5 bepaalt dat verweerder aan mr. ten Doesschate voornoemd binnen 7 dagen na dagtekening van deze beslissing op een door hem aan te wijzen rekening zal voldoen een voorschot van € 8.000,--

6 bepaalt dat verweerder op eerste verzoek van de aangewezen advocaat en binnen 7 dagen na dit verzoek nadere voorschotten van steeds € 6.000,-- zal voldoen tot een totaal van € 20.000,-- exclusief BTW en reiskosten als (voorlopig) maximum;

7 stelt het de rapporteur mr. I.M.C. Verweel-Stokman toekomende honorarium vast op € 1.748,--  inclusief BTW en reiskosten;

8 bepaalt dat dit bedrag ten laste van verweerder komt en gelast verweerder, voor zover dat nog niet is gebeurd, dit bedrag binnen 7 dagen na dagtekening van deze beslissing aan mr. Verweel-Stokman te voldoen. 

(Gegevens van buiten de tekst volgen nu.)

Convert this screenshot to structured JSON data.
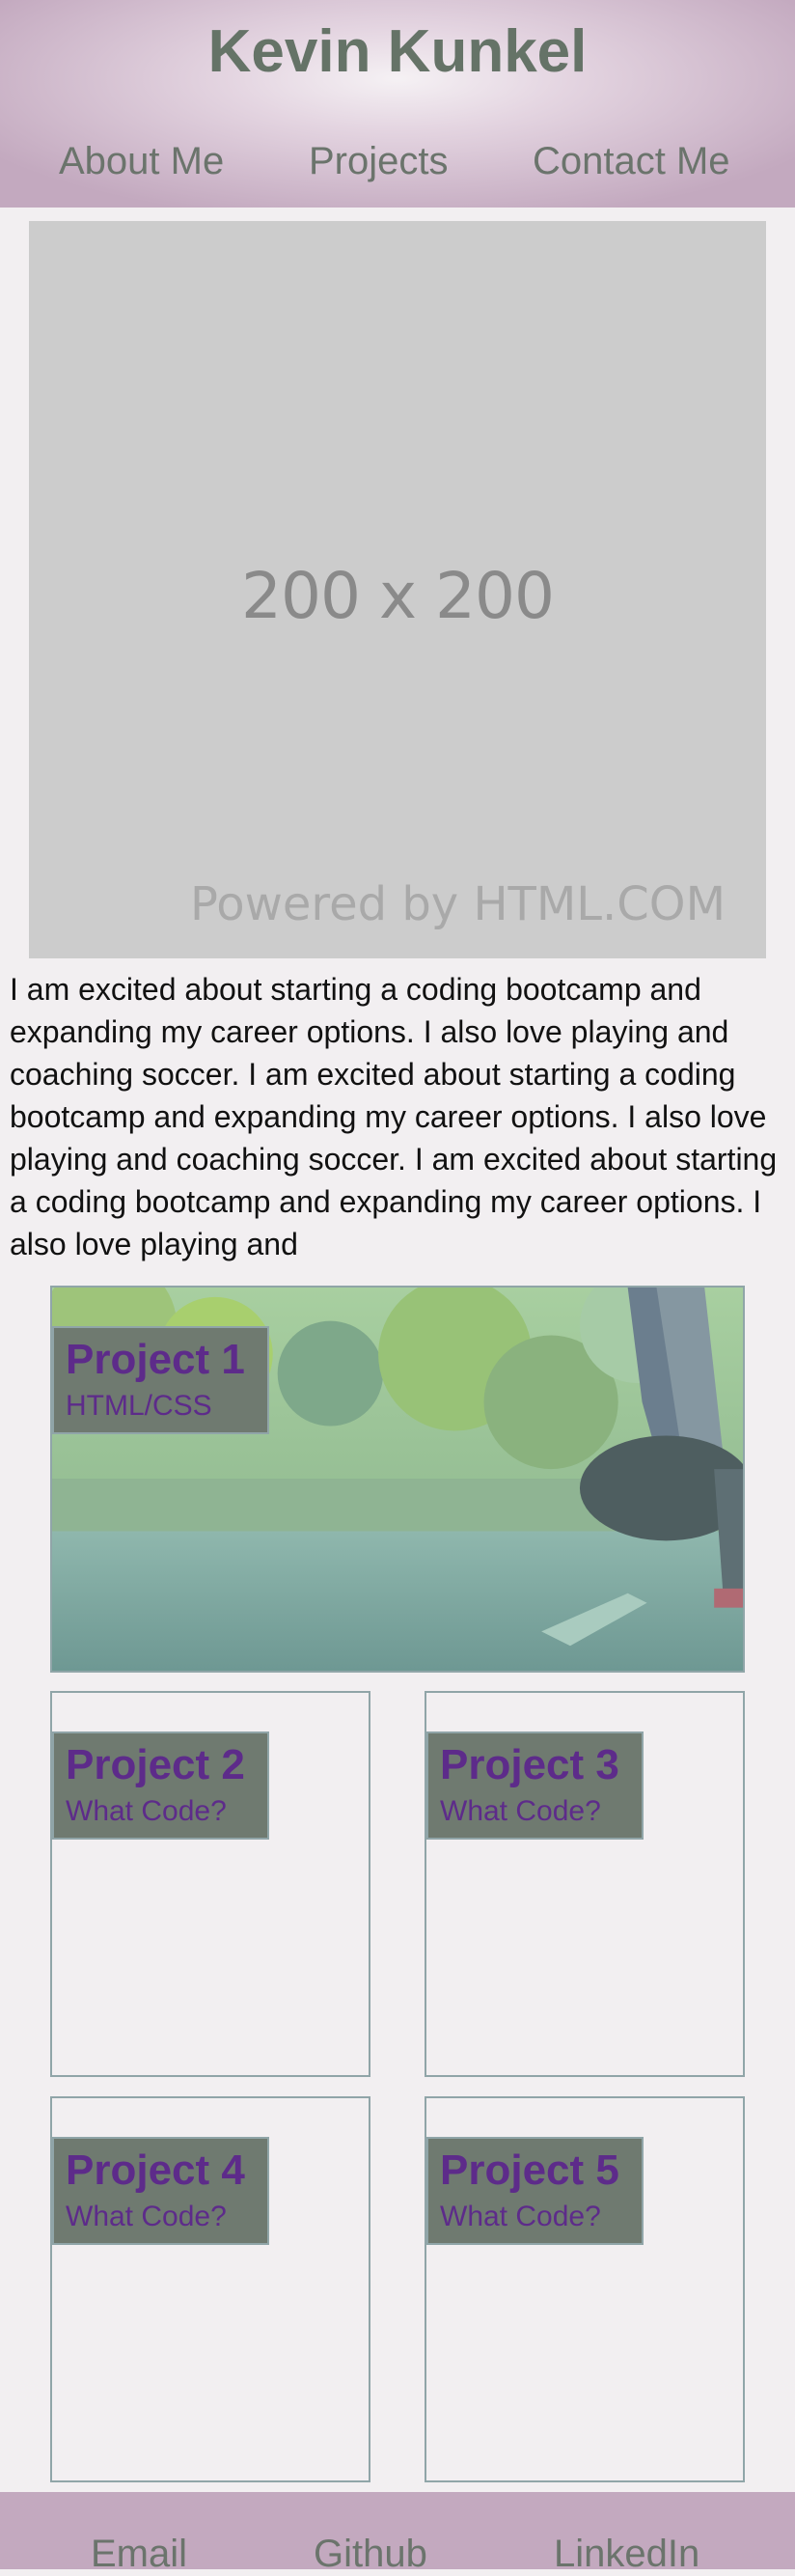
{
  "header": {
    "title": "Kevin Kunkel",
    "nav": [
      {
        "label": "About Me"
      },
      {
        "label": "Projects"
      },
      {
        "label": "Contact Me"
      }
    ]
  },
  "hero_image": {
    "size_text": "200 x 200",
    "powered_text": "Powered by HTML.COM"
  },
  "bio": "I am excited about starting a coding bootcamp and expanding my career options. I also love playing and coaching soccer. I am excited about starting a coding bootcamp and expanding my career options. I also love playing and coaching soccer. I am excited about starting a coding bootcamp and expanding my career options. I also love playing and",
  "projects": [
    {
      "title": "Project 1",
      "subtitle": "HTML/CSS"
    },
    {
      "title": "Project 2",
      "subtitle": "What Code?"
    },
    {
      "title": "Project 3",
      "subtitle": "What Code?"
    },
    {
      "title": "Project 4",
      "subtitle": "What Code?"
    },
    {
      "title": "Project 5",
      "subtitle": "What Code?"
    }
  ],
  "footer": {
    "links": [
      {
        "label": "Email"
      },
      {
        "label": "Github"
      },
      {
        "label": "LinkedIn"
      }
    ]
  },
  "colors": {
    "header_bg": "#c3a9bf",
    "title_text": "#657367",
    "card_label_bg": "#6f7a70",
    "card_label_text": "#5d2b8a",
    "card_border": "#90a5a8",
    "page_bg": "#f2eff1"
  }
}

Aldus gewezen door mr. D.J. Markx, voorzitter, mr. H. Dulack, mr. H.C.M.J. Karskens, mr. R.P.F. van der Mark en mr. M.L.F.J. Schyns, leden, met bijstand van mr. J.Meuleman als griffier en in het openbaar uitgesproken ter zitting van 15 februari 2011. 

voorzitter                                                                      griffier

Deze beslissing is in afschrift op 15 februari 2011 per aangetekende brief (en per fax) verzonden aan:

- de deken van de orde van advocaten in het arrondissement Amsterdam;

- verweerder.

- de deken van de Nederlandse orde van advocaten

- de voorzitter van de raad voor rechtsbijstand te Amsterdam

- de secretaris van de algemene raad van de Nederlandse orde van advocaten

- de rechtbank Amsterdam

Tegen deze beslissing kan hoger beroep worden ingesteld bij het Hof van Discipline door:

- de deken van de orde van advocaten in het arrondissement Amsterdam;

- verweerder.

- de deken van de Nederlandse orde van advocaten

Op grond van artikel 60b lid 4 Advocatenwet schorst het hoger beroep niet de werking van deze beslissing.

Het hoger beroep moet binnen een termijn van 30 dagen na verzending van de beslissing worden ingesteld door middel van indiening van een beroepschrift, waarin de gronden van het beroep zijn vermeld en van een motivering zijn voorzien. Het beroepschrift moet in zevenvoud worden ingediend tezamen met zes afschriften van de beslissing waarvan beroep.

De eerste dag van de termijn van 30 dagen is de dag volgend op de dag van de verzending van de beslissing. Uiterlijk op de dertigste dag van die termijn moet het beroepschrift dus in het bezit zijn van de griffie van het hof van discipline. Verlenging van de termijn van 30 dagen is niet mogelijk.

De appelmemorie kan op de volgende wijzen worden ingediend bij het hof van discipline:

a.  Per post

Het postadres van de griffie van het hof van discipline is: Postbus 132, 4840 AC Prinsenbeek.

b.  Bezorging

De griffie is gevestigd aan het adres Markt 44, 4841 AC Prinsenbeek.

Bezorging kan uitsluitend plaatsvinden op de gebruikelijke werkdagen tijdens de gebruikelijke kantooruren.

c.  Per fax

Het faxnummer van het hof van discipline is 076 -548 4608. Tegelijkertijd met de indiening per fax dienen de originele stukken per post te worden toegezonden aan de griffie van het hof in het vereiste aantal.